Economia e autosufficienza nel Seicento
Nel Seicento era poco conveniente vendere o acquistare lontano dalla propria comunità,di conseguenza questo portò alla ricerca dell'autosufficienza che si basava sull'autoconsumo e sul baratto.
Quali sono le disuguaglianze nelle città europee?
Nelle città invece vennero realizzate le grandi innovazioni economiche e sociali,qui si trovavano le funzioni politiche,economiche,culturali e militari.
-Nelle città,che non erano produttrici,si poteva trovare tutto ciò che serviva e si percepivano le disuguanze e i privilegi della società d'antico regime.
Popolazione e commercio nelle città europee
-In Europa le città che avevano molti abitanti erano circa 26 e si concentravano nelle zone in cui si erano sviluppati i grandi commerci.
-Costantinopoli era la metropoli più popolata,insieme a Parigi e Londra.
-Le città del Nord Italia,come Torino,erano poco abitate. Le uniche più popolate erano Milano e Venezia.
-Napoli era la città più popolosa d'Italia,sebbene le attività produttive fossero davvero poche e vi abitassero molti poveri. Roma invece aveva un numero minore di abitanti,nonostante sede del papato.In Francia,invece,c'è uno scontro continuo tra i cattolici che sono filomonarchici(perchè i re francesi si sono sempre posti i difensori del papato e della tradizione) e gli ugonotti,il partito dei protestanti che erano capitanati dai grandi aristocratici e principi che avevano l'obiettivo di scalzare il monarca.
Domande da interrogazione
- Quali erano le principali caratteristiche economiche delle comunità nel Seicento?
- Come si manifestavano le disuguaglianze nelle città europee?

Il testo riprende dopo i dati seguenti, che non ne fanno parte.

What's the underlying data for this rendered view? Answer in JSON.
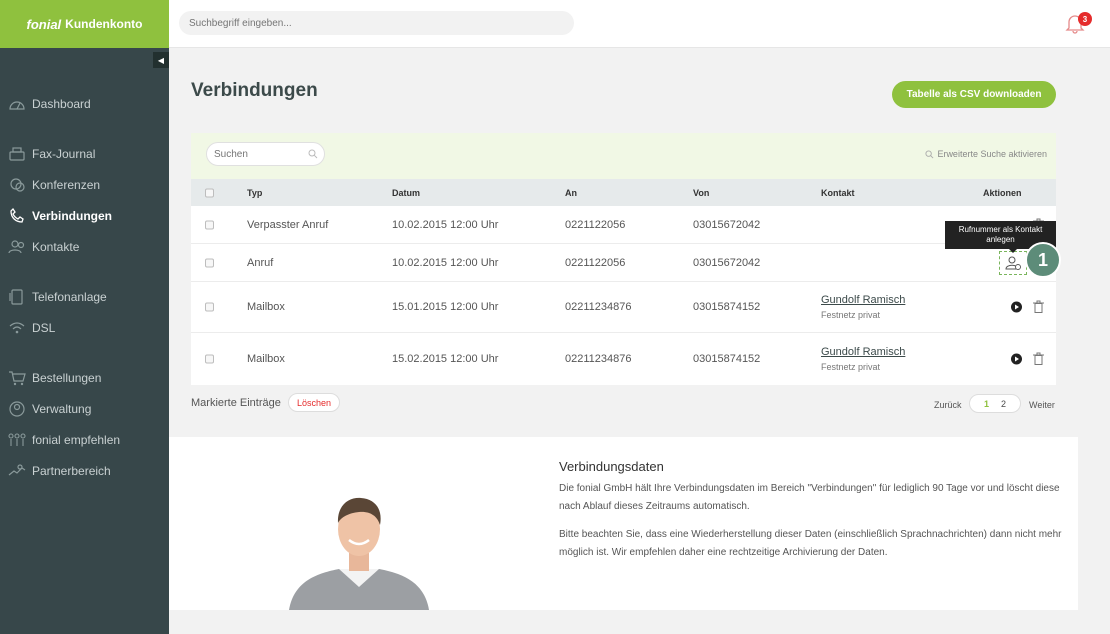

- Quali erano le città più popolose in Europa e quali differenze si notavano in Italia?
Nel Seicento, le comunità tendevano verso l'autosufficienza, basandosi sull'autoconsumo e sul baratto, poiché era poco conveniente vendere o acquistare lontano dalla propria comunità.
Nelle città europee si percepivano chiaramente le disuguaglianze e i privilegi della società d'antico regime, nonostante queste fossero centri di innovazione economica e sociale, dove si concentravano le funzioni politiche, culturali e militari.
Le città più popolose in Europa includevano Costantinopoli, Parigi e Londra, mentre in Italia Napoli era la più popolosa, seguita da Milano e Venezia, mentre Torino era poco abitata e Roma aveva un numero inferiore di abitanti nonostante fosse sede del papato.